とアドバイスをいただく。私のようにライディングをきちんと習ったことがなく、4輪車での習慣をそのまま成り行きで走っているにわかライダーにはとてもありがたい助言だ。

photo: 河野正士/Royal Enfield モーターサイクルの専門編集者として長いキャリアを持つ小川さんを必死にキャッチアップする筆者。

7日間走り続ける行程のちょうど真ん中まできて、モーターサイクルが自分の手足の延長であるように感じ始めた。そして毎朝、目が覚めたらモーターサイクルに乗って旅を続けることが自然な、当たり前のことであるように思えてきた。
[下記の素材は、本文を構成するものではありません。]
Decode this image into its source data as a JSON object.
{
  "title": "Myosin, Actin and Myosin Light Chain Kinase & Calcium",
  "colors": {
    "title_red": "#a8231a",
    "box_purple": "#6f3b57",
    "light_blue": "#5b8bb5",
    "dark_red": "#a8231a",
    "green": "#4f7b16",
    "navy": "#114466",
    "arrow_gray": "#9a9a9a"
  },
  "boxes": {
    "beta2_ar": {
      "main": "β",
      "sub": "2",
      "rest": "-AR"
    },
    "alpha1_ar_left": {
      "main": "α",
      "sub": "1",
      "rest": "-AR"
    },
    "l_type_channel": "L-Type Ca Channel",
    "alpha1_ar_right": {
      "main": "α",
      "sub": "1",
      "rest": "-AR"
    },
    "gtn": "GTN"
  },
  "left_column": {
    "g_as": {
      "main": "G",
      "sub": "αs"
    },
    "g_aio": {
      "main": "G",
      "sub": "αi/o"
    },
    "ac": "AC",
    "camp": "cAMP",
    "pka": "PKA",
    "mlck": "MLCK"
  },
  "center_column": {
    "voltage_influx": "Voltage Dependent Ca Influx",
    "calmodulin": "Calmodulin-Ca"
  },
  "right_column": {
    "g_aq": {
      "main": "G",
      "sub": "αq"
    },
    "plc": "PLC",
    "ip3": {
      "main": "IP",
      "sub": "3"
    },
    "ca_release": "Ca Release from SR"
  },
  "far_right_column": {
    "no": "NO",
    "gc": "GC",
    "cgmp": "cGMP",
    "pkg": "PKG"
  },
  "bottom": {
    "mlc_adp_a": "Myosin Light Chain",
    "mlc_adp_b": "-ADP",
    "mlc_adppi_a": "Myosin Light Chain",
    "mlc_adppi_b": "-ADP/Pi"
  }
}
ここヒマラヤでは、ひとたびレーの街を離れてしまえば分かれ道というのがほとんど存在しない。一度行く先を定めてしまえば道を迷う必要もないのである。ライディングと、自分の心に向き合うことに意識は自然と集中していく。

photo: 河野正士

湖から流れているのか、それとも山からの雪解け水か。山間を流れる川と、その周辺の湿原に沿って走る。休憩のため足を止めると、美しい4頭の馬たちがわれわれの傍にあらわれた。

誰かに彼らは飼育されているのか、それとも野生なのか判らないが、その美しい光景に我々は見惚れ、思わず微笑んだ。

photo: 河野正士/Royal Enfield
photo: 河野正士

再び、標高5000mを上回るチャン・ラ(峠)を越える。山肌は植生限界を完全に超えた無機物ばかり。こんなエクストリームなコンディションに、一体何年前に作られたのだろうという年代もののロイヤルエンフィールドが多数訪れていた。

photo: 河野正士 右下:ロイヤルエンフィールドの日本輸入総代理店、ピーシーアイのマーケティング部長、鈴木 祐さんとツーショット。彼とは彼が4輪業界にいるときからの仲で、筆者をヒマラヤにいざなってくれた。
photo: 河野正士 山を下りレーの市街地へ。途端に猥雑な密集感に襲われる。

3日ぶりに訪れたレーの空気はずいぶん排ガス臭く感じられたが、街ならではの色彩を楽しむ余裕も出てきた。

夜は例によって何種類ものカレーを食べながら、インド通の岡本さんが買ってきてくださったビールを、たしか1週間ぶりくらいにいただいた。インディア・ペール・エール。イギリス人が植民地だったインドに運んで楽しむため、長期間の運搬で腐らないよう、防腐剤の機能を備えたホップを大量に投入した、香りと苦味の強いビールだ。久々のアルコールが身体に染みる。